Der springende Punkt ist, dass wir jetzt, da wir keine Ad-hoc-Situation haben, in der es um Lebensrettung geht, wieder mehr Transparenz herstellen.
Was macht Sie da so sicher, dass wir aus einer solchen Situation raus sind?
Da halte ich es mit dem Regierenden Bürgermeister: Es ist nicht die Zeit für Besserwisser, sondern für Expertenwissen. Ich bin kein Virologe und kann die Frage nicht abschließend beantworten. Aber es spricht ja auch nichts dagegen, die Experten im Parlament anzuhören, transparent und öffentlich, statt hinter verschlossenen Türen in einer Senatssitzung.
Und dann hätte nicht der Senat, sondern das Parlament nach einer Expertenanhörung entscheiden können, beispielsweise über die Maskenpflicht, die seit Montag im Nahverkehr gilt?

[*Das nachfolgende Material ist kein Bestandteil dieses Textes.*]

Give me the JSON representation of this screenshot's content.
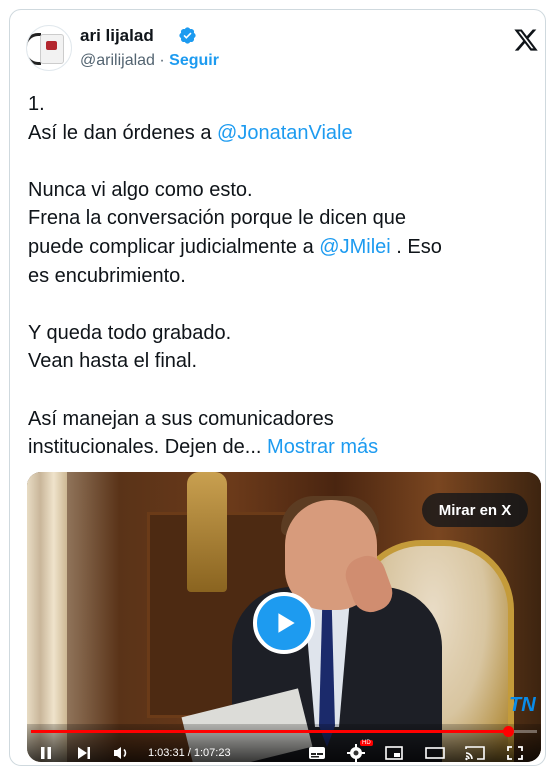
{
  "author": {
    "name": "ari lijalad",
    "handle": "@arilijalad",
    "separator": " · ",
    "follow_label": "Seguir",
    "verified": true
  },
  "icons": {
    "close": "x-logo-icon",
    "verified": "verified-badge-icon",
    "play": "play-icon"
  },
  "tweet": {
    "lines": [
      [
        {
          "t": "1."
        }
      ],
      [
        {
          "t": "Así le dan órdenes a "
        },
        {
          "t": "@JonatanViale",
          "link": true
        }
      ],
      [
        {
          "t": ""
        }
      ],
      [
        {
          "t": "Nunca vi algo como esto."
        }
      ],
      [
        {
          "t": "Frena la conversación porque le dicen que"
        }
      ],
      [
        {
          "t": "puede complicar judicialmente a "
        },
        {
          "t": "@JMilei",
          "link": true
        },
        {
          "t": " . Eso"
        }
      ],
      [
        {
          "t": "es encubrimiento."
        }
      ],
      [
        {
          "t": ""
        }
      ],
      [
        {
          "t": "Y queda todo grabado."
        }
      ],
      [
        {
          "t": "Vean hasta el final."
        }
      ],
      [
        {
          "t": ""
        }
      ],
      [
        {
          "t": "Así manejan a sus comunicadores"
        }
      ],
      [
        {
          "t": "institucionales. Dejen de... "
        },
        {
          "t": "Mostrar más",
          "link": true
        }
      ]
    ]
  },
  "video": {
    "watch_on_x_label": "Mirar en X",
    "channel_logo": "TN",
    "current_time": "1:03:31",
    "duration": "1:07:23",
    "time_display": "1:03:31 / 1:07:23",
    "progress_fraction": 0.943,
    "hd_badge": "HD"
  },
  "colors": {
    "accent": "#1d9bf0",
    "progress": "#ff0000",
    "text": "#0f1419",
    "muted": "#536471"
  }
}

Eine Regierung trifft ihre Entscheidungen vertraulich, die Schriftstücke dazu kriegen Sie nicht mal nach dem Informationsfreiheitsgesetz. Parlamente haben eine andere Funktion: Sie leben von Transparenz, von Offenheit. Wir sind nun in einer Phase, in der die Bürger einen neuen Überzeugungshorizont brauchen und nachvollziehen wollen, warum das eine so und das andere so entschieden wird. Da ist der Eilaspekt nicht mehr so im Vordergrund, und deshalb ist nun mehr Zeit, im Parlament zu beraten.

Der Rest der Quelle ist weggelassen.